The Federal Reserve says consumer borrowing rose by nearly $7.2 billion, fueled by greater demand for school and auto loans. A category that measures credit card use fell for the second time in three months. It has risen only twice since August 2008, the height of the financial crisis.
The 3.1 percent overall increase pushed consumer borrowing to a seasonally adjusted annual level of $2.43 trillion, just above the nearly four-year low of $2.39 trillion hit in September.
The report includes auto loans, student loans and credit cards, but excludes mortgages and loans tied to real estate. The Fed will give a more complete picture of Americans' debt on Thursday when it issues its quarterly report on household net worth.
Households began borrowing less and saving more to cope with the recession, which ended in June 2009. Credit card use has plummeted nearly 19 percent over the past 20 months and it has dropped 5 percent over the past year.
Overall borrowing has increased in recent months.
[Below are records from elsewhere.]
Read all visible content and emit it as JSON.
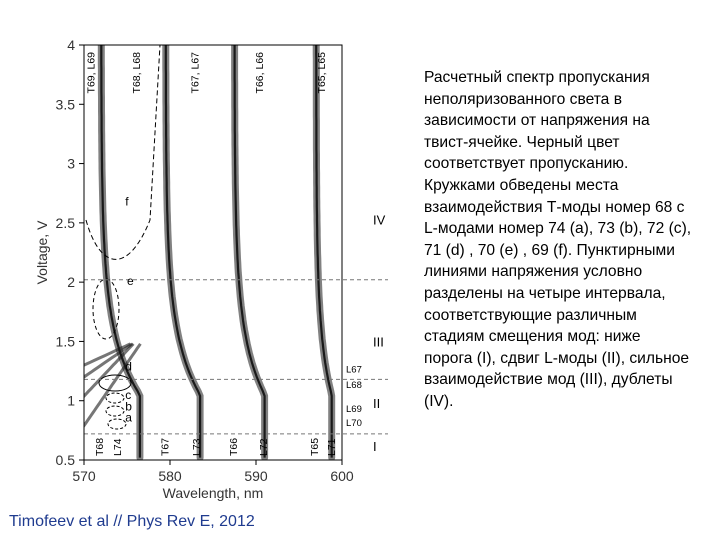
{
  "caption": "Расчетный спектр пропускания неполяризованного света в зависимости от напряжения на твист-ячейке. Черный цвет соответствует пропусканию. Кружками обведены места взаимодействия Т-моды номер 68 с L-модами номер 74 (a), 73 (b), 72 (c), 71 (d) , 70 (e) , 69 (f). Пунктирными линиями напряжения условно разделены на четыре интервала, соответствующие различным стадиям смещения мод: ниже порога (I), сдвиг L-моды (II), сильное взаимодействие мод (III), дублеты (IV).",
  "citation": "Timofeev et al // Phys Rev E, 2012",
  "colors": {
    "citation": "#1f3b8f",
    "axis": "#000000",
    "dashed": "#777777",
    "band": "#1a1a1a"
  },
  "chart_data": {
    "type": "heatmap",
    "xlabel": "Wavelength, nm",
    "ylabel": "Voltage, V",
    "xlim": [
      570,
      600
    ],
    "ylim": [
      0.5,
      4
    ],
    "x_ticks": [
      570,
      580,
      590,
      600
    ],
    "y_ticks": [
      0.5,
      1,
      1.5,
      2,
      2.5,
      3,
      3.5,
      4
    ],
    "top_mode_labels": [
      {
        "text": "T69, L69",
        "x": 571.2
      },
      {
        "text": "T68, L68",
        "x": 576.5
      },
      {
        "text": "T67, L67",
        "x": 583.3
      },
      {
        "text": "T66, L66",
        "x": 590.8
      },
      {
        "text": "T65, L65",
        "x": 598
      }
    ],
    "bottom_mode_labels": [
      {
        "text": "T68",
        "x": 572.2
      },
      {
        "text": "L74",
        "x": 574.3
      },
      {
        "text": "T67",
        "x": 579.8
      },
      {
        "text": "L73",
        "x": 583.5
      },
      {
        "text": "T66",
        "x": 587.8
      },
      {
        "text": "L72",
        "x": 591.3
      },
      {
        "text": "T65",
        "x": 597.2
      },
      {
        "text": "L71",
        "x": 599.2
      }
    ],
    "right_line_labels": [
      {
        "text": "L67",
        "y": 1.27
      },
      {
        "text": "L68",
        "y": 1.14
      },
      {
        "text": "L69",
        "y": 0.94
      },
      {
        "text": "L70",
        "y": 0.82
      }
    ],
    "interval_labels": [
      {
        "text": "IV",
        "y": 2.53
      },
      {
        "text": "III",
        "y": 1.5
      },
      {
        "text": "II",
        "y": 0.98
      },
      {
        "text": "I",
        "y": 0.62
      }
    ],
    "interval_boundaries": [
      2.02,
      1.18,
      0.72
    ],
    "circle_labels": [
      {
        "text": "a",
        "x": 574.8,
        "y": 0.86
      },
      {
        "text": "b",
        "x": 574.8,
        "y": 0.95
      },
      {
        "text": "c",
        "x": 574.8,
        "y": 1.05
      },
      {
        "text": "d",
        "x": 574.8,
        "y": 1.29
      },
      {
        "text": "e",
        "x": 575.0,
        "y": 2.01
      },
      {
        "text": "f",
        "x": 574.8,
        "y": 2.68
      }
    ],
    "t_modes": [
      {
        "name": "T68",
        "x_low": 572.0,
        "x_high": 576.5
      },
      {
        "name": "T67",
        "x_low": 579.5,
        "x_high": 583.5
      },
      {
        "name": "T66",
        "x_low": 587.5,
        "x_high": 591.0
      },
      {
        "name": "T65",
        "x_low": 597.0,
        "x_high": 598.8
      }
    ],
    "l_modes": [
      {
        "name": "L67",
        "x_at_1V": 572.0,
        "slope": 9.5
      },
      {
        "name": "L68",
        "x_at_1V": 569.5,
        "slope": 13.0
      },
      {
        "name": "L69",
        "x_at_1V": 566.0,
        "slope": 20.0
      },
      {
        "name": "L70",
        "x_at_1V": 561.0,
        "slope": 30.0
      }
    ]
  }
}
But analysts say the reason for that is also a reflection of the weak economy: the gains have been driven by more people borrowing money to attend school — many of whom are out of work.
High unemployment, steep gas prices and a weakening housing market have also forced people to resist reaching for their plastic.
"When you take out student loans, you're still seeing credit card use, and borrowing overall, falling," said Paul Dales, chief U.S. economist at Capital Economics. "That's a sign about how people view the economy."